Como asesinar imperceptiblemente

Hace un tiempo leí un libro llamado Crímenes imperceptibles, escrito por el argentino Guillermo Martínez. En este libro se presentaba una intrincada serie de asesinatos que acaba siendo nada más y nada menos que una seguidilla de muertes naturales presentadas como asesinatos. De la misma manera me encuentro hoy con que es posible asesinar sin que nadie se de cuenta.
El asesinado se dará cuenta cuando el aguijón le provoque esa molestia punzante que desestabiliza y hace tambalear, pero que sin embargo no mata a nivel biológico. No es raro olvidarse de que el ser humano tiene alma, y ese alma es un frágil ente dentro del cuerpo. Se puede magullar, lastimar, abollar y matar tan fácil que casi tienta al más despiadado. Yo sé de lo que hablo.
Estos crímenes no son penados por la ley que rige desde el Estado. La pena cae de inmediato en el corazón asesino que se haga cargo. En el que no esté debidamente entrenado, endurecido para la ocasión. Los uniformes de esa cárcel son azules y las realidad se vuelve gris. Y un poco borrosa también. No existe impunidad en esto. El crimen contra el alma no se borra tan fácil de la memoria.

Es mas bien algo enfermo

Resulta que tengo que escribir dos cartas. A mí me gusta escribir cartas, pero éstas no son las más gratas que me han tocado escribir. De hecho, si pudiera no escribirlas sería feliz. Si no tuviera razón alguna para escribirlas me sentiría mucho más tranquila, emocionalmente estable y con la cabeza más despejada. Pero la vida no siempre nos da lo que queremos, más que nada para que no nos volvamos vagos y malcriados.

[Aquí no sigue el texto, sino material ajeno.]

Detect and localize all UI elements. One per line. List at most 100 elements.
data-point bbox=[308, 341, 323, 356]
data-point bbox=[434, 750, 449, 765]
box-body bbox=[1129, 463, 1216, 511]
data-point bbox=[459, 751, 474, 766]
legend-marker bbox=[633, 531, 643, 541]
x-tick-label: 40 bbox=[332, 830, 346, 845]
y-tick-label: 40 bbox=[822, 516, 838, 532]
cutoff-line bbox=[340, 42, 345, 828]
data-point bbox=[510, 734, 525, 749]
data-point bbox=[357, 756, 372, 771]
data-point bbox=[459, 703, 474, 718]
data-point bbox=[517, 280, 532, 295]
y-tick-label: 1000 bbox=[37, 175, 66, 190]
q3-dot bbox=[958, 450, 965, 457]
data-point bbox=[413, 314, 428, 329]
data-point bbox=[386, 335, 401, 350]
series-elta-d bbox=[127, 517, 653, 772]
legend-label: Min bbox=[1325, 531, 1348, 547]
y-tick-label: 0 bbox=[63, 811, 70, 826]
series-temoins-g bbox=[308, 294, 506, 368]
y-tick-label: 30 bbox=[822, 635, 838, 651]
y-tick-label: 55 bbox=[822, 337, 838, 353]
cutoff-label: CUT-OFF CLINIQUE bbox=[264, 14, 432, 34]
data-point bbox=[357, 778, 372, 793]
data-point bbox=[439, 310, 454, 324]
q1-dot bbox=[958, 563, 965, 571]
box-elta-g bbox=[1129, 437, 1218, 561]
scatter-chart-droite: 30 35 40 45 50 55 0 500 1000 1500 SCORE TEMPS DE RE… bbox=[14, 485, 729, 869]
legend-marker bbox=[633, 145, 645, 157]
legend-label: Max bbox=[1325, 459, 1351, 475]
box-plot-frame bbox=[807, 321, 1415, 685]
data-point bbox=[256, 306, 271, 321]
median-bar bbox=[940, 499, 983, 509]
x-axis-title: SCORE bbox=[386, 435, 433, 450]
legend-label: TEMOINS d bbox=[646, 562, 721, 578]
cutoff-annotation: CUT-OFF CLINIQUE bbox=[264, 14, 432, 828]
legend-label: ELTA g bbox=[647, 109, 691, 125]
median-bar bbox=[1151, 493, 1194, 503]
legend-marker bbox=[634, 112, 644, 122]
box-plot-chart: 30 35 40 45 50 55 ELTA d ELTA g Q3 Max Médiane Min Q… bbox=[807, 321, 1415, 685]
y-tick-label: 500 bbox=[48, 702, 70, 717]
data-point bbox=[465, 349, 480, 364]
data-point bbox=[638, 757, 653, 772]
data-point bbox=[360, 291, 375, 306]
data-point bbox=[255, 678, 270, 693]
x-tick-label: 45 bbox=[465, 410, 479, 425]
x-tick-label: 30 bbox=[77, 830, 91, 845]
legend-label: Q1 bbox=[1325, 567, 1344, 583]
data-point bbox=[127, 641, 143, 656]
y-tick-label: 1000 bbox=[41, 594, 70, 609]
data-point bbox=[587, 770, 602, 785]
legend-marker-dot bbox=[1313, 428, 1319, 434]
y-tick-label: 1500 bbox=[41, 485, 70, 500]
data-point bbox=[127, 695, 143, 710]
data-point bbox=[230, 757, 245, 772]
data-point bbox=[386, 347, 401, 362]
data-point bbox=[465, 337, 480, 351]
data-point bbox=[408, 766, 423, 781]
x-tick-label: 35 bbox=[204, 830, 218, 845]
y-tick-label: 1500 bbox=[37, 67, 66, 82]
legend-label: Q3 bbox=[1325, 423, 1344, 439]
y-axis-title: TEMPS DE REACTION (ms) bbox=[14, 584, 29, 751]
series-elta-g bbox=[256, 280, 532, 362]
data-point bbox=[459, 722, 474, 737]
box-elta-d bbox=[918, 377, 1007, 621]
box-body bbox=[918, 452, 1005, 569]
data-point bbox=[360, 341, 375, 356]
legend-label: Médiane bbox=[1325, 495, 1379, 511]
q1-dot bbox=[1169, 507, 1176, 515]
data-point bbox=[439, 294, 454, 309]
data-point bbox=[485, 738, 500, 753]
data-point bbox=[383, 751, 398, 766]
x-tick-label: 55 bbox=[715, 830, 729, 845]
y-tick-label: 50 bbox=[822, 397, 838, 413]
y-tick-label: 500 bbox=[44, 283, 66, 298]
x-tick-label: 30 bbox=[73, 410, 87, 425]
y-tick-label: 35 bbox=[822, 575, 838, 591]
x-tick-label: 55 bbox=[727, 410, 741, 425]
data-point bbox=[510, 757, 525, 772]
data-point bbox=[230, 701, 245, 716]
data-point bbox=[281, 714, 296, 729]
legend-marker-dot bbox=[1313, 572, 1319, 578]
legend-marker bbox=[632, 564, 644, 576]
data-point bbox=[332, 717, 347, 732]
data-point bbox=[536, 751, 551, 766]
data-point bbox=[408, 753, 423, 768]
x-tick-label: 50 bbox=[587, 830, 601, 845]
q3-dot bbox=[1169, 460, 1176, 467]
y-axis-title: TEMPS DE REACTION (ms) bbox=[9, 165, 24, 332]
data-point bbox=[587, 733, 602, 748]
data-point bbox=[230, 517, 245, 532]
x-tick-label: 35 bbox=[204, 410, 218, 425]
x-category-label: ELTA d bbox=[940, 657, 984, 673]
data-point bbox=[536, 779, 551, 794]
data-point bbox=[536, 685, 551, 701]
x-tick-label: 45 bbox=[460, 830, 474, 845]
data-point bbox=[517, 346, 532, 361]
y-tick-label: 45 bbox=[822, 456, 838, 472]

Resulta que las cartas que tengo que escribir son para dos personas con las que tengo relaciones muy distintas: por un lado está el segundo hombre que se las ingenió para hacerme llorar y por el otro está la mujer que nunca me dio cabida. A los dos tengo que decirles cosas que pueden sonar pueriles o impulsivas, pero que simplemente rebalsan de mi cabeza y no puedo contenerlas más tiempo.

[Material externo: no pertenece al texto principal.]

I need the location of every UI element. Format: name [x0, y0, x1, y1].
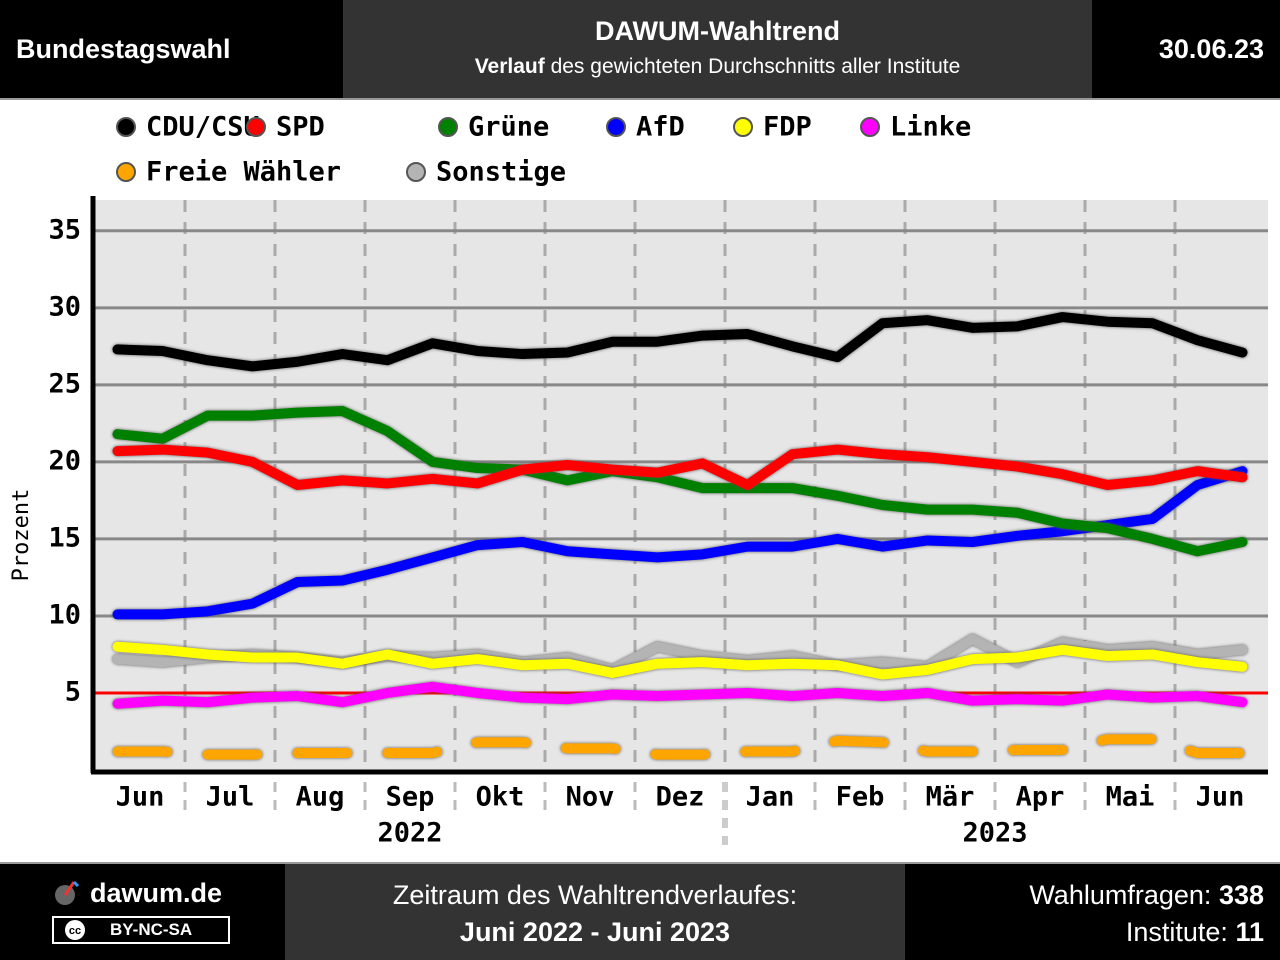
- period: Juni 2022 - Juni 2023: [459, 917, 731, 947]
- x-tick-label: Jun: [1196, 782, 1245, 813]
- series-line: [112, 641, 1248, 680]
- header: Bundestagswahl DAWUM-Wahltrend Verlauf d…: [0, 0, 1280, 100]
- x-tick-label: Nov: [566, 782, 615, 813]
- polls-label: Wahlumfragen:: [1029, 880, 1212, 910]
- footer-left: dawum.de cc BY-NC-SA: [0, 864, 285, 960]
- series-line: [112, 444, 1248, 490]
- header-left: Bundestagswahl: [0, 0, 343, 98]
- legend-marker: [733, 117, 753, 137]
- legend-item: CDU/CSU: [116, 112, 260, 143]
- y-axis-label: Prozent: [9, 489, 34, 582]
- header-subtitle: Verlauf des gewichteten Durchschnitts al…: [343, 55, 1092, 79]
- series-line: [112, 312, 1248, 372]
- svg-text:cc: cc: [69, 925, 81, 937]
- series-line: [112, 734, 1248, 760]
- license-text: BY-NC-SA: [110, 920, 193, 939]
- footer-right: Wahlumfragen: 338 Institute: 11: [905, 864, 1280, 960]
- polls-row: Wahlumfragen: 338: [905, 880, 1264, 911]
- legend-label: Linke: [890, 112, 971, 143]
- year-label: 2023: [962, 818, 1027, 849]
- legend-marker: [116, 162, 136, 182]
- header-title: DAWUM-Wahltrend: [595, 16, 840, 46]
- legend-item: AfD: [606, 112, 685, 143]
- legend-marker: [406, 162, 426, 182]
- legend-label: Sonstige: [436, 157, 566, 188]
- cc-icon: cc: [65, 920, 85, 940]
- legend-label: Grüne: [468, 112, 549, 143]
- legend-marker: [116, 117, 136, 137]
- footer: dawum.de cc BY-NC-SA Zeitraum des Wahltr…: [0, 862, 1280, 960]
- y-tick-label: 10: [48, 599, 81, 630]
- x-tick-label: Jan: [746, 782, 795, 813]
- series-line: [112, 466, 1248, 620]
- legend-label: AfD: [636, 112, 685, 143]
- footer-site: dawum.de: [90, 878, 223, 908]
- x-tick-label: Okt: [476, 782, 525, 813]
- legend-item: Sonstige: [406, 157, 566, 188]
- y-tick-label: 20: [48, 445, 81, 476]
- header-center: DAWUM-Wahltrend Verlauf des gewichteten …: [343, 0, 1092, 98]
- x-tick-label: Aug: [296, 782, 345, 813]
- legend-label: SPD: [276, 112, 325, 143]
- legend-item: Freie Wähler: [116, 157, 341, 188]
- year-label: 2022: [377, 818, 442, 849]
- series-line: [112, 406, 1248, 557]
- legend-item: SPD: [246, 112, 325, 143]
- institutes-row: Institute: 11: [905, 917, 1264, 948]
- legend-label: Freie Wähler: [146, 157, 341, 188]
- x-tick-label: Jul: [206, 782, 255, 813]
- y-tick-label: 25: [48, 368, 81, 399]
- legend-marker: [246, 117, 266, 137]
- series-line: [112, 681, 1248, 709]
- footer-center: Zeitraum des Wahltrendverlaufes: Juni 20…: [285, 864, 905, 960]
- x-tick-label: Sep: [386, 782, 435, 813]
- license-badge: cc BY-NC-SA: [52, 916, 230, 944]
- polls: 338: [1218, 880, 1264, 910]
- legend-item: FDP: [733, 112, 812, 143]
- subtitle-text: des gewichteten Durchschnitts aller Inst…: [550, 55, 961, 78]
- legend-marker: [606, 117, 626, 137]
- x-tick-label: Apr: [1016, 782, 1065, 813]
- logo-icon: [55, 880, 80, 905]
- header-date: 30.06.23: [1092, 0, 1280, 98]
- institutes-label: Institute:: [1125, 917, 1228, 947]
- legend-label: FDP: [763, 112, 812, 143]
- y-tick-label: 35: [48, 214, 81, 245]
- chart: 5 10 15 20 25 30 35 Prozent Jun Jul Aug Sep Okt Nov De…: [9, 112, 1268, 849]
- x-tick-label: Feb: [836, 782, 885, 813]
- institutes: 11: [1235, 917, 1264, 947]
- legend-marker: [438, 117, 458, 137]
- x-tick-label: Mai: [1106, 782, 1155, 813]
- subtitle-bold: Verlauf: [474, 55, 545, 78]
- legend-marker: [860, 117, 880, 137]
- y-tick-label: 30: [48, 291, 81, 322]
- period-label: Zeitraum des Wahltrendverlaufes:: [392, 880, 798, 910]
- legend-item: Grüne: [438, 112, 549, 143]
- x-tick-label: Jun: [116, 782, 165, 813]
- y-tick-label: 15: [48, 522, 81, 553]
- y-tick-label: 5: [65, 676, 81, 707]
- legend-item: Linke: [860, 112, 971, 143]
- x-tick-label: Dez: [656, 782, 705, 813]
- legend-label: CDU/CSU: [146, 112, 260, 143]
- x-tick-label: Mär: [926, 782, 975, 813]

Muchos versos de canciones resuenan en mis oídos y me ayudan a discernir qué quiero decir, pero sólo mis palabras podrán a aclarar la situación. Puedo decir que no se puede vivir con tanto veneno, o que una vez más llueve sobre mojado, pero en definitiva soy yo la que tiene que hacerse escuchar. Sin vueltas y sin miedo.

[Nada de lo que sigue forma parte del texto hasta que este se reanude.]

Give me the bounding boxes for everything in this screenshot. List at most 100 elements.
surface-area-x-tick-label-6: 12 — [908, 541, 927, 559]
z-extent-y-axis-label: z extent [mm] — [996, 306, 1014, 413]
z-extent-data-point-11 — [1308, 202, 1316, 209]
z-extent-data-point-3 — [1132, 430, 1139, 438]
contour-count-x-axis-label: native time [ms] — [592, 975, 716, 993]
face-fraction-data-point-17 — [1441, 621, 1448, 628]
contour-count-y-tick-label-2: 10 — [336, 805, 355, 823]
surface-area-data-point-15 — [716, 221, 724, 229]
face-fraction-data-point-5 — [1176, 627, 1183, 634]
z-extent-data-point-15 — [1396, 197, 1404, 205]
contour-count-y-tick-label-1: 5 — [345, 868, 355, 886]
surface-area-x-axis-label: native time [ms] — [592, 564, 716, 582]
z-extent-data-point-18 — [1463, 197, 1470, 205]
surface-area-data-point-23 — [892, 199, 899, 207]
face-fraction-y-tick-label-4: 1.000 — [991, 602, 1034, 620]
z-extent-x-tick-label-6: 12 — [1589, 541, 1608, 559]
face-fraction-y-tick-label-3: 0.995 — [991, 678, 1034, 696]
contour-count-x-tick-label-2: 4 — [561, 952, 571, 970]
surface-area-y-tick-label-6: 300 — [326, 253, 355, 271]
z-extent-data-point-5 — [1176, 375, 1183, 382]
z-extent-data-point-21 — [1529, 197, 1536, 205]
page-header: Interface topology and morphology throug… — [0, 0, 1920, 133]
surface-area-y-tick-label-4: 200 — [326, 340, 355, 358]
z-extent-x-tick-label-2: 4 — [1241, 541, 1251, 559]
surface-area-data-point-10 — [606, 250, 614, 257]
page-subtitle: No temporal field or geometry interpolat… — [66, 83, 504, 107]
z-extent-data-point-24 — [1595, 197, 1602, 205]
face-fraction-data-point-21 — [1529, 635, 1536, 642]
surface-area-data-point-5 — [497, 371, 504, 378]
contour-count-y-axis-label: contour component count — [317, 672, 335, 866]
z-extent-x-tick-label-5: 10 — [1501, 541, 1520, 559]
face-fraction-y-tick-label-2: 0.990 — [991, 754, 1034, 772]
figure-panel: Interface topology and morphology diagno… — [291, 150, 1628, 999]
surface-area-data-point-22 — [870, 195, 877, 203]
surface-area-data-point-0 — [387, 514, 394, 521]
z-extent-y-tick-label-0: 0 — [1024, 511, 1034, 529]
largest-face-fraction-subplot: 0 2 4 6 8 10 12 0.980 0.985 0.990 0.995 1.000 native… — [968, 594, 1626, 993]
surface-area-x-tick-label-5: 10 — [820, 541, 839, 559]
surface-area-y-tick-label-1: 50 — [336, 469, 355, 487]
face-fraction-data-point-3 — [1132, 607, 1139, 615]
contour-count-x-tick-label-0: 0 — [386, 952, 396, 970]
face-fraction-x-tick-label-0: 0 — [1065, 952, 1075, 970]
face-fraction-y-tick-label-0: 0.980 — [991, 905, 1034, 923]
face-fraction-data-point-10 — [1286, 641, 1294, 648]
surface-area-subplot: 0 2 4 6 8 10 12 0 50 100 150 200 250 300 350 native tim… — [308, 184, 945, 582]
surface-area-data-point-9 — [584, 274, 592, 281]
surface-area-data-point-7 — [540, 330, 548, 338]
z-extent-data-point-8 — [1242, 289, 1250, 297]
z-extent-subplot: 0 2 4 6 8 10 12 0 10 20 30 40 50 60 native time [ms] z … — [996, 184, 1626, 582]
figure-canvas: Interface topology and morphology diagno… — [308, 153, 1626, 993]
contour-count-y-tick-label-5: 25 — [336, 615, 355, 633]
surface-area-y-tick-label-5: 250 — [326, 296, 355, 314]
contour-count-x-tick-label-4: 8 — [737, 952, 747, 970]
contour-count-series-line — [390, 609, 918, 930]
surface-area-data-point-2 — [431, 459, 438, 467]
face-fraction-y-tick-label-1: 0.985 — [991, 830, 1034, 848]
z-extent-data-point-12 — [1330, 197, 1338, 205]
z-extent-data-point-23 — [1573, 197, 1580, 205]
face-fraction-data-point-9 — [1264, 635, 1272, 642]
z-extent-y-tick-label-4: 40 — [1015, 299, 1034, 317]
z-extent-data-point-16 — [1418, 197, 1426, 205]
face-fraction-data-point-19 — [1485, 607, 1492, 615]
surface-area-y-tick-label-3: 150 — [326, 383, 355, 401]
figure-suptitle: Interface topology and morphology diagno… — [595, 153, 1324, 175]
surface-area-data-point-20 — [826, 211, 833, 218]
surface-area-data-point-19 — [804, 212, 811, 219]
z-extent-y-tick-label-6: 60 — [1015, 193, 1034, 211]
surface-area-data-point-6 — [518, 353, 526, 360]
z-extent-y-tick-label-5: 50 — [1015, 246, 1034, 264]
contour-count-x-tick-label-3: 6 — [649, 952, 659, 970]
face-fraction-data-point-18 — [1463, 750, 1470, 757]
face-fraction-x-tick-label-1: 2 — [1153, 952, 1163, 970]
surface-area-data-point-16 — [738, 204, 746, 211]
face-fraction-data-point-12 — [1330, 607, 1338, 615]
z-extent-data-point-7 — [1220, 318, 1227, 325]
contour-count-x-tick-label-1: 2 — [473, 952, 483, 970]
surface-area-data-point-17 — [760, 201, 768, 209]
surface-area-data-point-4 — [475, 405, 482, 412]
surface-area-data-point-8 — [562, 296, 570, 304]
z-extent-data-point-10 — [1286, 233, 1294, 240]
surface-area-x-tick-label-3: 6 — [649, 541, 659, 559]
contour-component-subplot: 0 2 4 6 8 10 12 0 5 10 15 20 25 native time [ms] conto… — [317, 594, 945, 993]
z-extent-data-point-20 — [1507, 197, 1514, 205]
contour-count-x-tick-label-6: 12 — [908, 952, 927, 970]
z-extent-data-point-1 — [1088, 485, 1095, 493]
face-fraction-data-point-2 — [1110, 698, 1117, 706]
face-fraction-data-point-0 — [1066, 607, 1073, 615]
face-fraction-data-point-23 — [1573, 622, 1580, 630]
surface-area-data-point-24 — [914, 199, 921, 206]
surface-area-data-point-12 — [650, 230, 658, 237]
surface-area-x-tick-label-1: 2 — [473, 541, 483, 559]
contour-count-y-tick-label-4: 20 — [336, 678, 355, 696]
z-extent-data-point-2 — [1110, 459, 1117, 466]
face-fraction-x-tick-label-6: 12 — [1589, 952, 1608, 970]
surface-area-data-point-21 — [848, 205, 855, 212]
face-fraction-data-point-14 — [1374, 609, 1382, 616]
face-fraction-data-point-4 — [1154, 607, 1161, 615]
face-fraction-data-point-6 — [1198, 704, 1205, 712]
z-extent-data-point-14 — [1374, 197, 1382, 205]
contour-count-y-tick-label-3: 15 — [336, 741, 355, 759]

Aún si quisiera tomar una mirada introspectiva a ambos “asuntos” creo que no podría porque ya no sé cuándo empezaron ni cuando terminarán. Asumo, quizás erróneamente, que de alguna manera podré poner en claro algunos puntos para así poder evolucionar en mi relación con estas personas. Y ahora me encuentro con un nuevo factor, algo que antes no había considerado: ¿y si no quiero madurar mi relación con ellos, sino mi relación conmigo sin ellos?
Alguien podría decirme que esta inconstancia no es algo heroico, es más bien algo enfermo. Pero yo sólo puedo replicar que no quiero pensar mil veces las mismas cosas ni contemplarlas sabiamente. A ese hombre quiero hacerle saber que lo que hizo no estuvo bien y que no se pide lo que no se tiene, porque hay cosas que si no se las produce uno no las puede tomar de ningún otro lado.
A ésa mujer le quiero decir que no me importan ni su egoísmo ni su desidia. A esas cosas ya estoy acostumbrada. Lo que me molesta de sobremanera es su hipocresía. Porque la hipocresía no enferma sólo a los hipócritas sino también a quienes tienen que soportarla. Y estoy harta. Por primera vez en mucho tiempo hoy amanecí sin querer amanecer. Hoy amanecí ahogada en mi propio hartazgo y en la cama hecha por mis no tan amigos.